Goldman's New Boy Wonder
Bloomberg Businessweek|July 17 - July 23 2017

The CEO is betting that regulation won’t kill off the trading business

Dakin Campbell

“Today’s decision is a setback for the environment and for the U.S.’s leadership position in the world.” With those 102 characters, Lloyd Blankfein, chief executive officer of Goldman Sachs Group Inc., introduced himself to Twitter on June 1, taking a swipe at President Donald Trump for pulling out of the Paris climate accord.

No other leader of a big U.S. bank has an official Twitter account. Most avoid taking stands on political issues, aside from financial regulation, on any platform. And Blankfein, the target of public scorn for his company’s role in the 2008 financial crisis, was opening himself up for more criticism. “I felt there was some inevitability to it,” he says, a half-dozen tweets and 40,000 followers later. “In this world, part of my job is to make us understood, because the consequences of not being understood were made quite vivid to me.”

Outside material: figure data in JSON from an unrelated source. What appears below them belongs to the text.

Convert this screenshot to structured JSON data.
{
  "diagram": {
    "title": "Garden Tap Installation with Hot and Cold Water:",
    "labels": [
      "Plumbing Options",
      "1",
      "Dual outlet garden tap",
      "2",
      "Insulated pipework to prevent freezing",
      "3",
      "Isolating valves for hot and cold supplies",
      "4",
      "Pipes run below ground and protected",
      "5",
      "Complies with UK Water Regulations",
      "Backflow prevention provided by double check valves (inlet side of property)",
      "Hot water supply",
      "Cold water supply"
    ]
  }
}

Blankfein’s embrace of a new technology and his willingness to speak out go hand in hand with a strategic retooling as he begins his 12th year as the bank’s leader. If the first act of his career ended with the crisis, and the second covered its aftermath, the third began a year and a half ago with his recovery from lymphoma and his decision to stick around.

His longtime deputy and heir apparent, Gary Cohn, took the cue and left for a job as Trump’s top economic adviser. The decision also prompted questions from some investors and analysts about whether Blankfein can rejuvenate a business that’s struggled to show revenue growth for the past five years and whose trading market share has remained flat as rivals gain ground. Had the thinking at the top gone stale? “They are a boat without an oar trying to navigate choppy waters,” says Brian Kleinhanzl, an analyst at Keefe, Bruyette & Woods. “If you don’t get better banking, better trading, then what are you going to do to improve revenue? I don’t know that they have an answer to that.”

If anyone expected Blankfein’s illness would make him forsake Wall Street, they were mistaken. That was the message he conveyed in his office in January 2016, after 600 hours of chemotherapy and encouraging reports from doctors. Sitting with his feet propped on a coffee table, looking thin in jeans and an open collar shirt, Blankfein said he realized that work was a lovely distraction.

Eighteen months later, Blankfein, 62, has put together a patchwork of growth initiatives: a consumer bank; more resources for asset management, including a lineup of exchange-traded funds; and a heightened focus on lending. Mostly, he’s kept the firm committed to trading, investment banking, and principal investing—putting its own money in deals. That’s fine with the board, according to a person familiar with its deliberations.